I was aware that there are repositories of and search engines for many databases in various “hard science” disciplines like Chemistry and Astronomy, but until a few weeks ago, it hadn’t occurred to me that social scientists also have large and valuable collections of digital data and that these too are “published”.
Social science data consist of demographic studies, polls, census, epidemiological studies, etc. and are typically the result of surveys. Hence the raw data must be protected, e.g. by tight access-controls and private networks. In Canada, data gathered by Research Data Centers are protected by the Statistics Act, which includes provisions for gaol sentences for people who misuse protected information.
But there are also public sources of social science data where aggregate information is anonymized so that personal identity information cannot be inferred. And, as with the open source movement in software and the open access movement in scholarly publishing, social science data in Canada has its very own liberation movement.

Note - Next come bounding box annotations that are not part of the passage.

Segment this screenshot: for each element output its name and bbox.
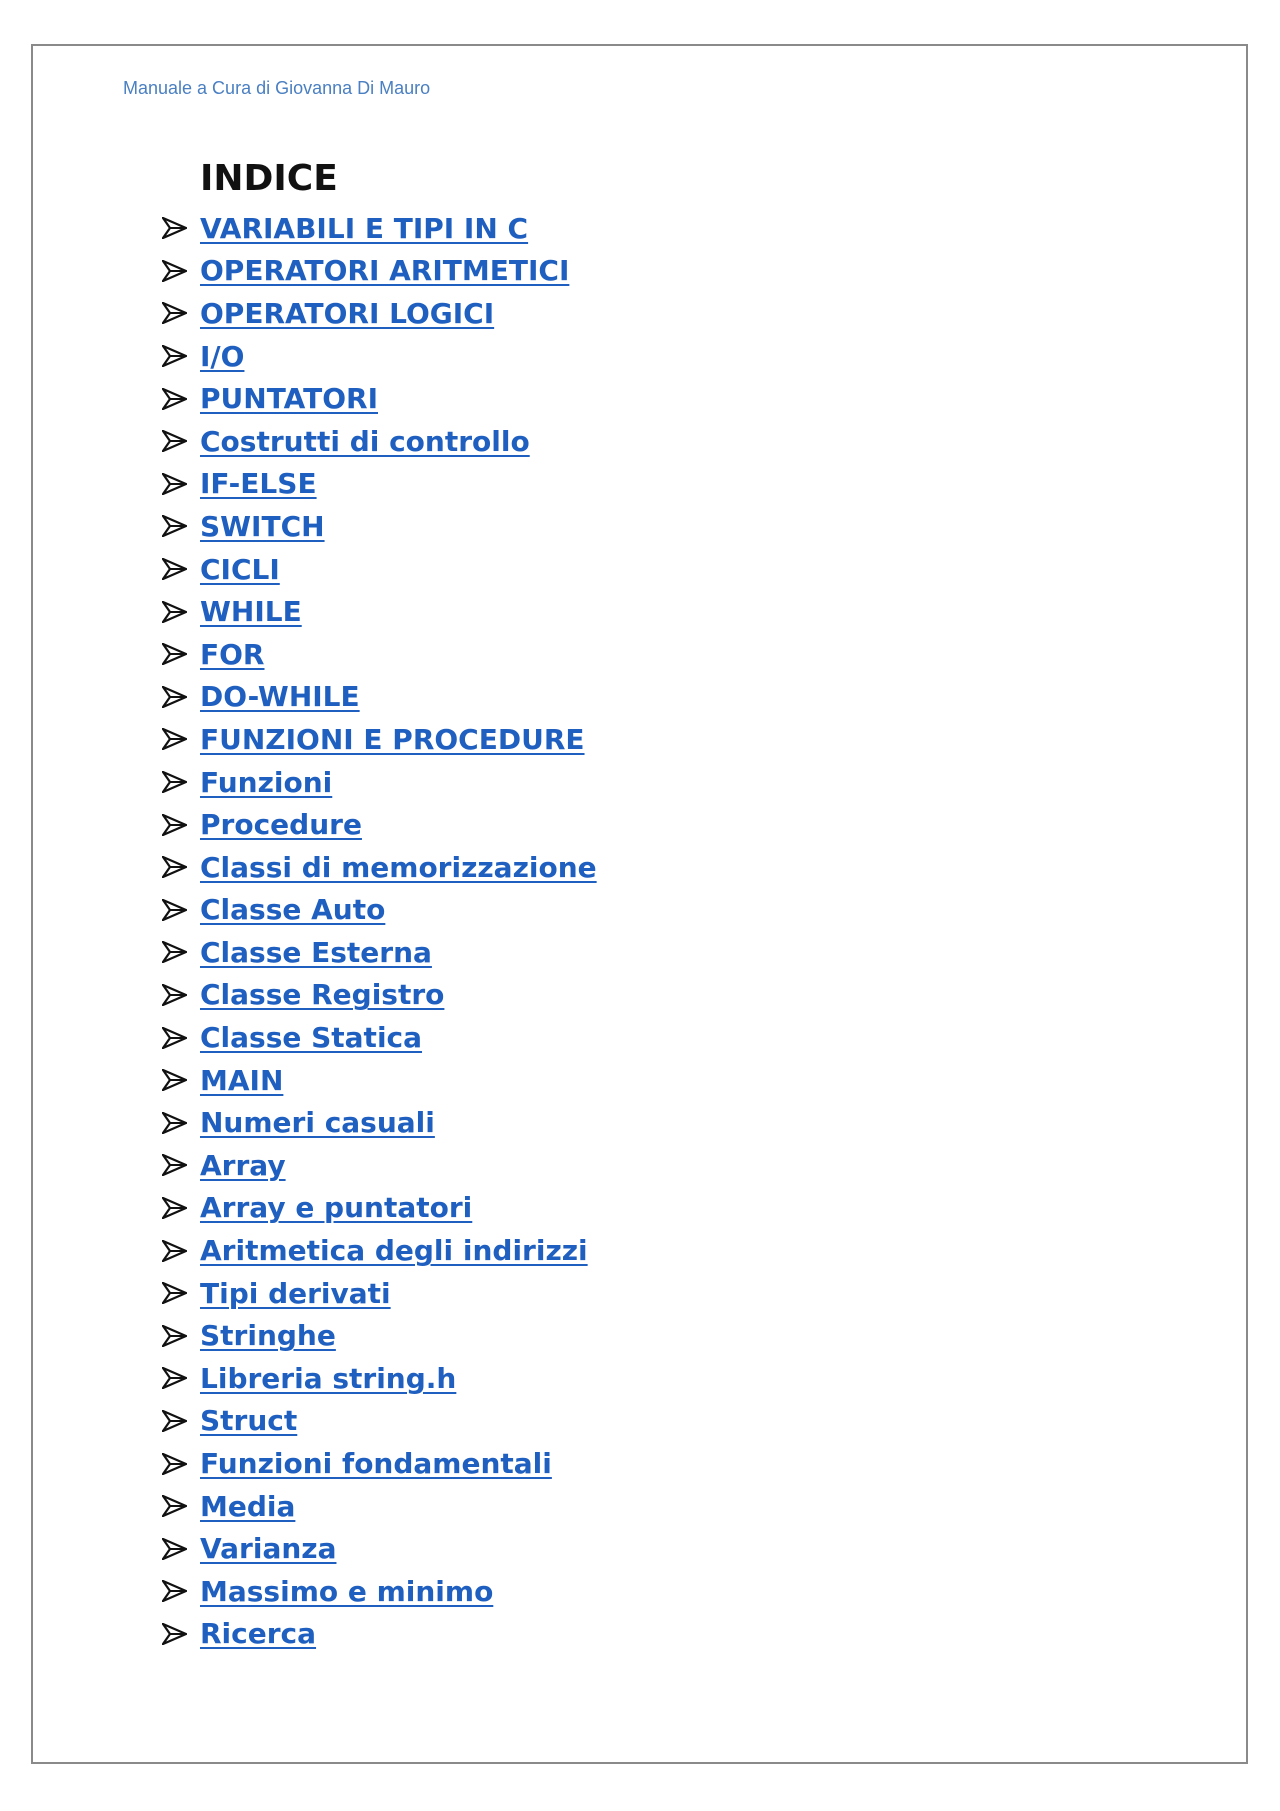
page-header: Manuale a Cura di Giovanna Di Mauro: [123, 78, 431, 98]
toc-link[interactable]: Funzioni: [200, 765, 333, 799]
toc-link[interactable]: Classi di memorizzazione: [200, 850, 597, 884]
arrow-bullet-icon: [162, 1453, 187, 1475]
toc-link[interactable]: OPERATORI ARITMETICI: [200, 254, 570, 288]
toc-link[interactable]: IF-ELSE: [200, 467, 317, 501]
arrow-bullet-icon: [162, 217, 187, 239]
toc-link[interactable]: MAIN: [200, 1063, 284, 1097]
toc-link[interactable]: FUNZIONI E PROCEDURE: [200, 722, 585, 756]
toc-link[interactable]: WHILE: [200, 595, 302, 629]
toc-link[interactable]: Classe Statica: [200, 1021, 423, 1055]
arrow-bullet-icon: [162, 302, 187, 324]
toc-link[interactable]: Classe Esterna: [200, 935, 432, 969]
arrow-bullet-icon: [162, 1282, 187, 1304]
toc-item: [162, 1187, 597, 1230]
toc-link[interactable]: Array e puntatori: [200, 1191, 473, 1225]
arrow-bullet-icon: [162, 728, 187, 750]
arrow-bullet-icon: [162, 558, 187, 580]
toc-item: [162, 292, 597, 335]
toc-item: [162, 1400, 597, 1443]
arrow-bullet-icon: [162, 1240, 187, 1262]
toc-link[interactable]: VARIABILI E TIPI IN C: [200, 211, 529, 245]
arrow-bullet-icon: [162, 1410, 187, 1432]
toc-link[interactable]: Stringhe: [200, 1319, 336, 1353]
toc-item: [162, 377, 597, 420]
toc-item: [162, 420, 597, 463]
arrow-bullet-icon: [162, 1154, 187, 1176]
arrow-bullet-icon: [162, 515, 187, 537]
toc-item: [162, 250, 597, 293]
arrow-bullet-icon: [162, 686, 187, 708]
arrow-bullet-icon: [162, 1538, 187, 1560]
arrow-bullet-icon: [162, 388, 187, 410]
arrow-bullet-icon: [162, 1069, 187, 1091]
arrow-bullet-icon: [162, 1367, 187, 1389]
toc-item: [162, 803, 597, 846]
toc-link[interactable]: Tipi derivati: [200, 1276, 391, 1310]
toc-link[interactable]: CICLI: [200, 552, 280, 586]
toc-link[interactable]: I/O: [200, 339, 245, 373]
toc-link[interactable]: Aritmetica degli indirizzi: [200, 1234, 588, 1268]
toc-link[interactable]: Ricerca: [200, 1617, 317, 1651]
toc-link[interactable]: Procedure: [200, 808, 362, 842]
toc-item: [162, 1357, 597, 1400]
arrow-bullet-icon: [162, 345, 187, 367]
toc-item: [162, 548, 597, 591]
toc-item: [162, 1442, 597, 1485]
toc-item: [162, 718, 597, 761]
toc-link[interactable]: Massimo e minimo: [200, 1574, 494, 1608]
toc-item: [162, 1613, 597, 1656]
toc-link[interactable]: Funzioni fondamentali: [200, 1447, 552, 1481]
toc-item: [162, 974, 597, 1017]
arrow-bullet-icon: [162, 473, 187, 495]
toc-item: [162, 1314, 597, 1357]
toc-link[interactable]: DO-WHILE: [200, 680, 360, 714]
toc-list: [162, 207, 597, 1655]
toc-item: [162, 846, 597, 889]
toc-item: [162, 207, 597, 250]
arrow-bullet-icon: [162, 1112, 187, 1134]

Social scientists’ ability to extract any meaning from this information depends critically on metadata. For example, the column in a spreadsheet or a data-file that whose contents are “M” or “F” might refer to the sex of the respondent to the questionnaire, but it is not, in general possible to determine that this is the meaning of this data without also having the corresponding questionnaire at hand and a human-being to make the connection.
Yet, compared to bibliographic metadata, social-science metadata is a poor second-cousin. In the worst case, a data-file is a meaningless sequence of numbers whose significance is entirely opaque to anyone but the social scientist who created it. In the best case the raw data is annotated in some markup language like XML using a standardized DTD for social-science metadata.
Unfortunately, there aren’t many software tools for social scientists to create, annotate and analyse their data in a commonly accepted standard. The Council of European Social Science Data Archives and the The Inter-university Consortium for Political and Social Research – have developed a metadata standard called DDI (Data Documentation Initiative) and there are some software systems (such as Nesstar) for storing analyzing and meta-tagging data.
The latest version of the DDI standard (version 3), due for ratification in July 2007, has created meta-data tags to take into account the full life-cycle of creation and publication of social science data, including tags for conventional bibliographic meta-data (author / subject / publication date etc.) So the future for electronic social science looks promising. But it’s a pity that there wasn’t more forethought in the creation of meta-data standards for social science in the 1970s or 80s. We might know more about ourselves as a society than it appears we currently do.